Jhoalmo Sibrian ('17) came to the U.S. as an immigrant from El Salvador.
He is now on track to become a U.S. diplomat.
He was awarded the 2021 Charles B. Rangel International Affairs Fellowship, which will fund his master's degree in public policy at Harvard University. Jhoalmo currently works for the U.S. Senate Committee on Foreign Relations as a Congressional Hispanic Caucus Public Policy Fellow and will then transfer to the House Committee on Foreign Affairs as a Rangel Fellow. After completing his master's and an internship at a U.S. embassy overseas, he will be assigned to a post in a foreign country in 2023.
"It means so much because my mom came to the U.S. seeking refuge from a 12-year civil war and, thanks to her grit and support, this also is her American dream," Sibrian says. "I am extremely grateful for all her work and sacrifice.
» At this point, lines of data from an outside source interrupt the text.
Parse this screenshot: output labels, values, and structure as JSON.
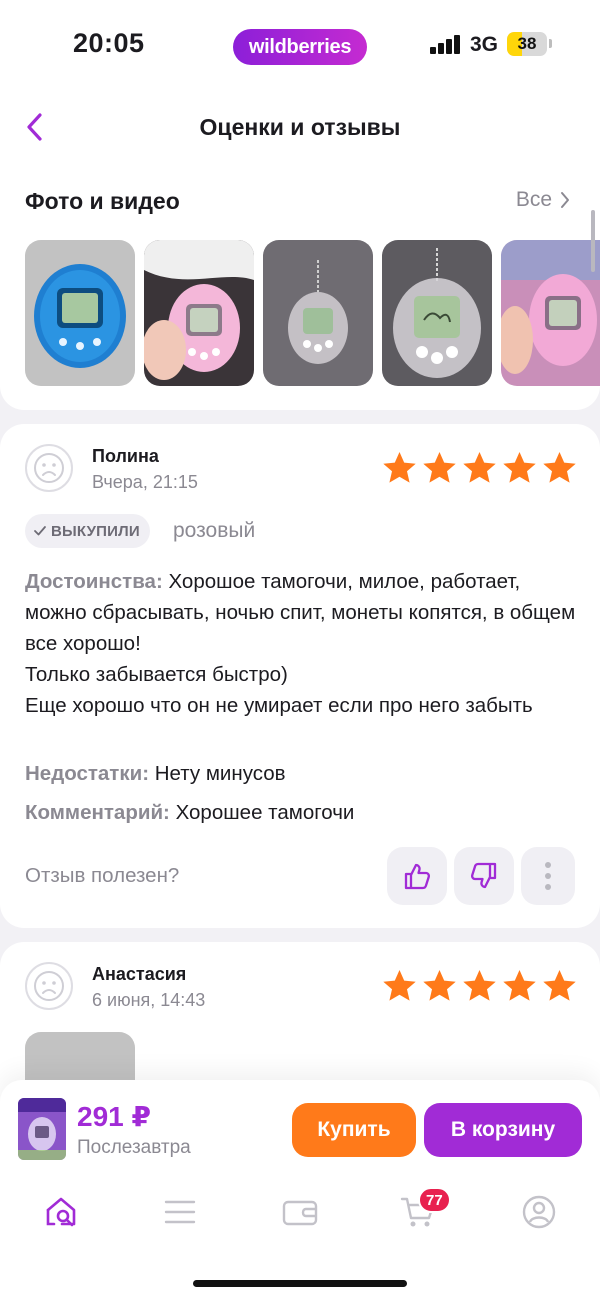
{
  "status_bar": {
    "time": "20:05",
    "brand": "wildberries",
    "network": "3G",
    "battery": "38",
    "battery_level": 0.38
  },
  "header": {
    "title": "Оценки и отзывы",
    "back_icon": "chevron-left-icon"
  },
  "photos": {
    "title": "Фото и видео",
    "all_label": "Все",
    "items": [
      {
        "alt": "blue tamagotchi",
        "color": "#2a7fc9"
      },
      {
        "alt": "pink tamagotchi in hand",
        "color": "#f2b5d6"
      },
      {
        "alt": "clear tamagotchi",
        "color": "#6e6c70"
      },
      {
        "alt": "clear tamagotchi closeup",
        "color": "#5c5a5e"
      },
      {
        "alt": "pink tamagotchi",
        "color": "#e9a6d2"
      }
    ]
  },
  "reviews": [
    {
      "author": "Полина",
      "date": "Вчера, 21:15",
      "rating": 5,
      "badge": "ВЫКУПИЛИ",
      "variant": "розовый",
      "pros_label": "Достоинства:",
      "pros_text": " Хорошое тамогочи, милое, работает, можно сбрасывать, ночью спит, монеты копятся, в общем все хорошо!\nТолько забывается быстро)\nЕще хорошо что он не умирает если про него забыть",
      "cons_label": "Недостатки:",
      "cons_text": " Нету минусов",
      "comment_label": "Комментарий:",
      "comment_text": " Хорошее тамогочи",
      "helpful_label": "Отзыв полезен?"
    },
    {
      "author": "Анастасия",
      "date": "6 июня, 14:43",
      "rating": 5
    }
  ],
  "bottom_bar": {
    "price": "291 ₽",
    "delivery": "Послезавтра",
    "buy_label": "Купить",
    "cart_label": "В корзину",
    "cart_count": "77"
  },
  "colors": {
    "accent": "#a12bd6",
    "star": "#ff7a1a",
    "buy": "#ff7a1a",
    "badge": "#e8214f"
  }
}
I am here because of her, and I am honored to join a cohort that represents the strength and diversity of the United States."
Sibrian's path to international diplomacy began as a teenager, when he volunteered with an umbrella group of organizations, including LULAC and the International Rescue Committee, that helped immigrants and he was intrigued by their stories.
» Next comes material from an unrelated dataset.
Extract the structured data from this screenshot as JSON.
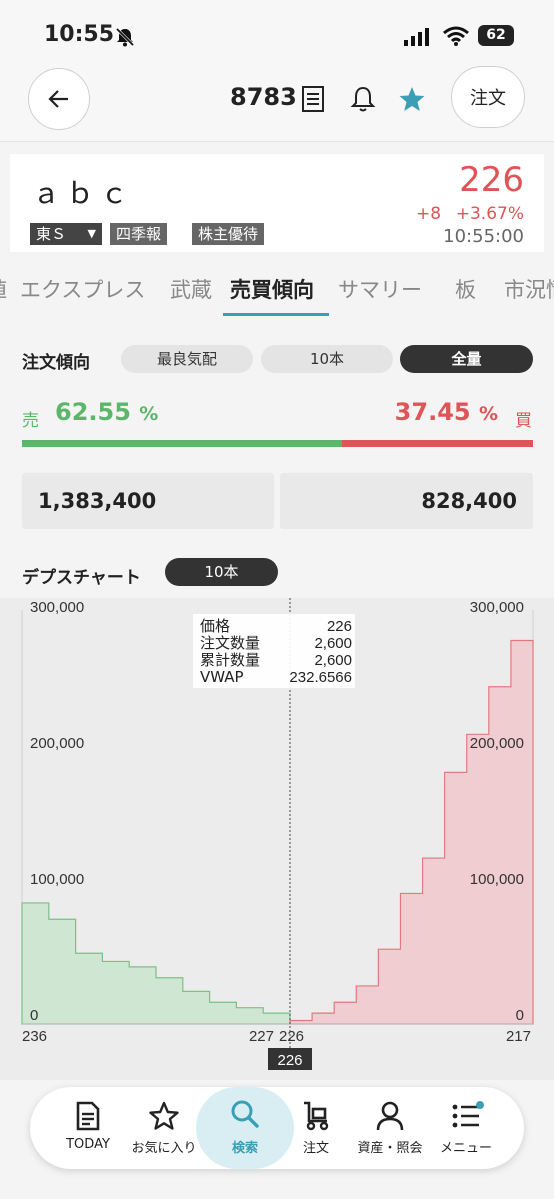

"I became invested in learning why they fled," he says. "At the same time, their stories were very similar to mine, including some of the reasons why they came to U.S. seeking refuge such as family reunification, danger and dire conditions, political instability, and the lack of educational and professional opportunities in their countries. It sparked that passion to want to be involved in advocating for their rights and making sure their voices are heard."
Sibrian learned about the foreign service while attending Tarrant County College. He transferred to UNT in 2015, where he earned a Terry Scholarship and a bachelor's degree in international studies specializing in Europe; Latin America; and security and diplomacy. He absorbed the lessons in his Latin American, sociology and anthropology courses.
"Those classes allowed me to understand my background a bit more and helped to develop skills I could use in a world transformed by global forces, shifting political borders, ethnic tensions, inequities and systematic barriers," he says.
After graduation, he served as a fellow in the Fulbright program for two years. He served as an English teaching assistant at the Universidad Nacional de Colombia -- and ended up teaching his own classes.
Then in 2020, he was selected as one of 14 Congressional Hispanic Caucus Institute Public Policy Fellows across the U.S. He moved to Washington, D.C., where his tasks included everything from attending meetings to writing legislation and letters to heads of state.
"I thought I already knew about the process of how Congress worked," he says. "I think being part of it and seeing the kind of impact they can have has really surprised me. Seeing it in action is, "Wow, there's so much power.'"
And, he adds, "Some individuals, like anyone else, are very human."
He knows he doesn't have the typical story compared to other colleagues, who come from Ivy League colleges or wealthy families.
"Every day, I am mesmerized by the opportunity of being there," he says. "Most people don't come from the background as an immigrant and someone from a low-income family. For example, someone once told me, "People like you don't come around here often.' I think that says a lot about the people I interact with. I have worked my way to this point."
As soon as the fellowship is over, Sibrian then proceeds with the Rangel fellowship and will intern with the House Foreign Relations Committee.
This fall, Sibrian will move to Boston to study public policy at Harvard University. In 2022, after the first year of graduate school, he will work an internship at a U.S. Embassy overseas.
In 2023, he'll receive his assignment as a diplomat. Sibrian says he would love to work in Thailand because he is intrigued by its food and culture.
But he is open to working in any country -- and his main goal remains helping others.
"I know there will be challenges," he says. "But I'm a lifelong learner and trust my personal, professional and academic background."